The Windalia radiolarite is a Lower Cretaceous (Aptian) formation in Western Australia. The formation contains abundant foraminifera, radiolaria and calcareous nanoplankton fossils Locally the varicolored opaline to chalcedonic radiolarite is mined and used as an ornamental stone termed mookaite. At the same time radiolarites were deposited at the Marin Headlands near San Francisco.

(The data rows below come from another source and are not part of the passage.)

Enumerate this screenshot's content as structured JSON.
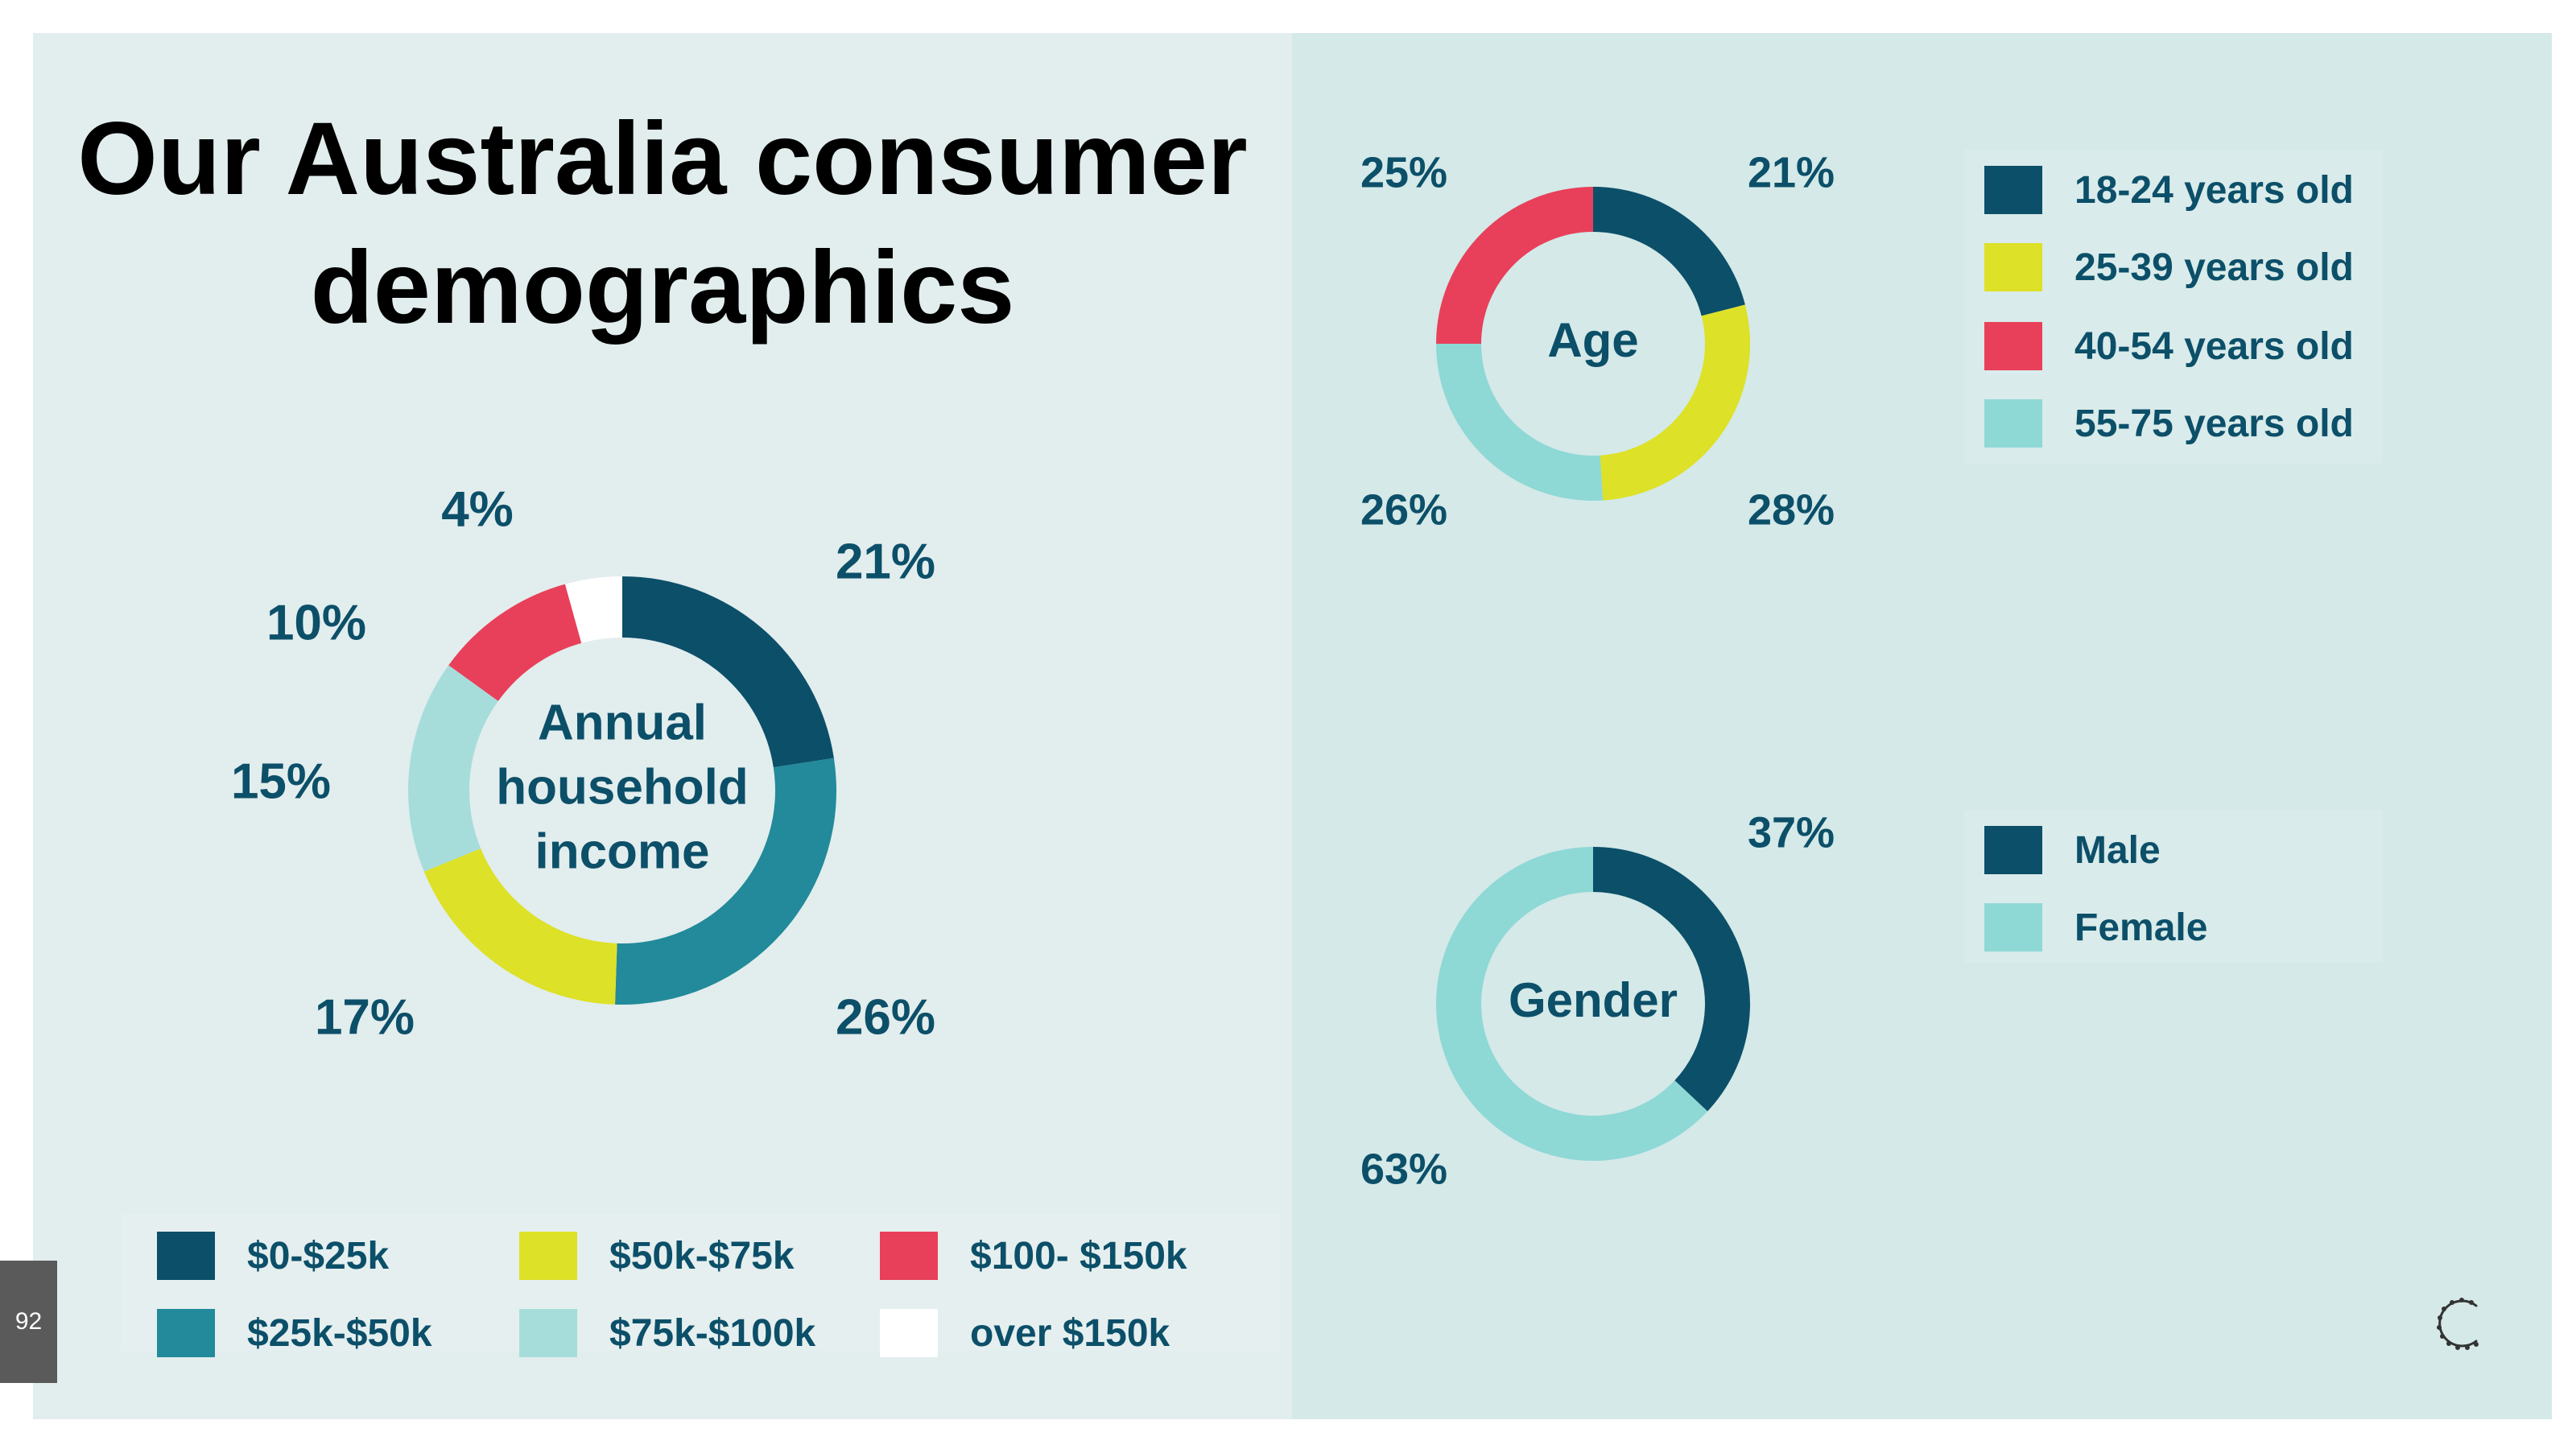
{
  "title": {
    "line1": "Our Australia consumer",
    "line2": "demographics"
  },
  "page_number": "92",
  "logo_icon": "wreath-c-logo-icon",
  "colors": {
    "dark_teal": "#0c4f69",
    "teal": "#228a9a",
    "yellow": "#dde127",
    "red": "#e8405a",
    "light_teal": "#8ed8d5",
    "pale_teal": "#a6dddb",
    "white": "#ffffff"
  },
  "chart_data": [
    {
      "type": "pie",
      "center_label": [
        "Annual",
        "household",
        "income"
      ],
      "categories": [
        "$0-$25k",
        "$25k-$50k",
        "$50k-$75k",
        "$75k-$100k",
        "$100- $150k",
        "over $150k"
      ],
      "values": [
        21,
        26,
        17,
        15,
        10,
        4
      ],
      "data_labels": [
        "21%",
        "26%",
        "17%",
        "15%",
        "10%",
        "4%"
      ],
      "colors": [
        "#0c4f69",
        "#228a9a",
        "#dde127",
        "#a6dddb",
        "#e8405a",
        "#ffffff"
      ],
      "legend": [
        "$0-$25k",
        "$50k-$75k",
        "$100- $150k",
        "$25k-$50k",
        "$75k-$100k",
        "over $150k"
      ],
      "legend_placement": "bottom"
    },
    {
      "type": "pie",
      "center_label": [
        "Age"
      ],
      "categories": [
        "18-24 years old",
        "25-39 years old",
        "40-54 years old",
        "55-75 years old"
      ],
      "values": [
        21,
        28,
        25,
        26
      ],
      "slice_order": [
        0,
        1,
        3,
        2
      ],
      "data_labels": [
        "21%",
        "28%",
        "25%",
        "26%"
      ],
      "colors": [
        "#0c4f69",
        "#dde127",
        "#e8405a",
        "#8ed8d5"
      ],
      "legend": [
        "18-24 years old",
        "25-39 years old",
        "40-54 years old",
        "55-75 years old"
      ],
      "legend_placement": "right"
    },
    {
      "type": "pie",
      "center_label": [
        "Gender"
      ],
      "categories": [
        "Male",
        "Female"
      ],
      "values": [
        37,
        63
      ],
      "data_labels": [
        "37%",
        "63%"
      ],
      "colors": [
        "#0c4f69",
        "#8ed8d5"
      ],
      "legend": [
        "Male",
        "Female"
      ],
      "legend_placement": "right"
    }
  ]
}
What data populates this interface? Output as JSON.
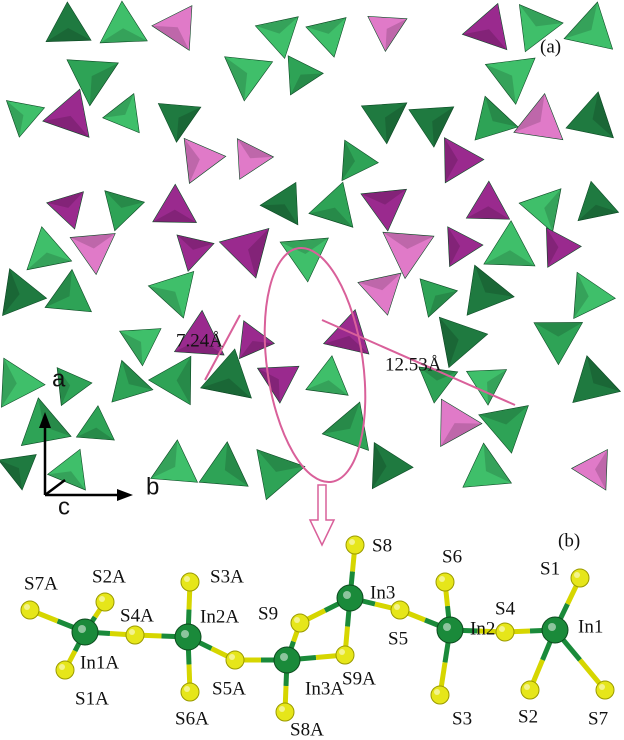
{
  "panel_a": {
    "label": "(a)",
    "distances": [
      "7.24Å",
      "12.53Å"
    ],
    "axes": [
      "a",
      "b",
      "c"
    ]
  },
  "panel_b": {
    "label": "(b)",
    "atoms": [
      "S7A",
      "S2A",
      "S4A",
      "In1A",
      "S1A",
      "S3A",
      "In2A",
      "S6A",
      "S5A",
      "S9",
      "In3A",
      "S8A",
      "S9A",
      "S8",
      "In3",
      "S5",
      "S6",
      "In2",
      "S3",
      "S4",
      "S1",
      "In1",
      "S2",
      "S7"
    ]
  }
}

Radiolarites from the Upper Cretaceous can be found in the Zagros Mountains and in the Troodos Mountains on Cyprus (Campanian). The radiolarites of Northwestern Syria are very similar to the occurrences on Cyprus and probably have the same age. Red radiolarian clays associated with manganese nodules are reported from Borneo, Roti, Seram and Western Timor.

=== Cenozoic ===
A good example for Cenozoic radiolarites are radiolarian clays from Barbados found within the Oceanic Group. The group was deposited in the time range Early Eocene till Middle Miocene on oceanic crust which is subducting now under the island arc of the Lesser Antilles. Younger radiolarites are not known – probably because younger radiolarian oozes did not have sufficient time to consolidate.

== Use ==
Radiolarite is a very hard rock and therefore was extensively used in prehistoric technology and has been called the "iron of the Paleolithic". Axes, blades, drills and scrapers were manufactured from it. The cutting edges of these tools, however, are somewhat less sharp than flint. Radiolarite was also quarried for road metal in the early days on the Central California coast.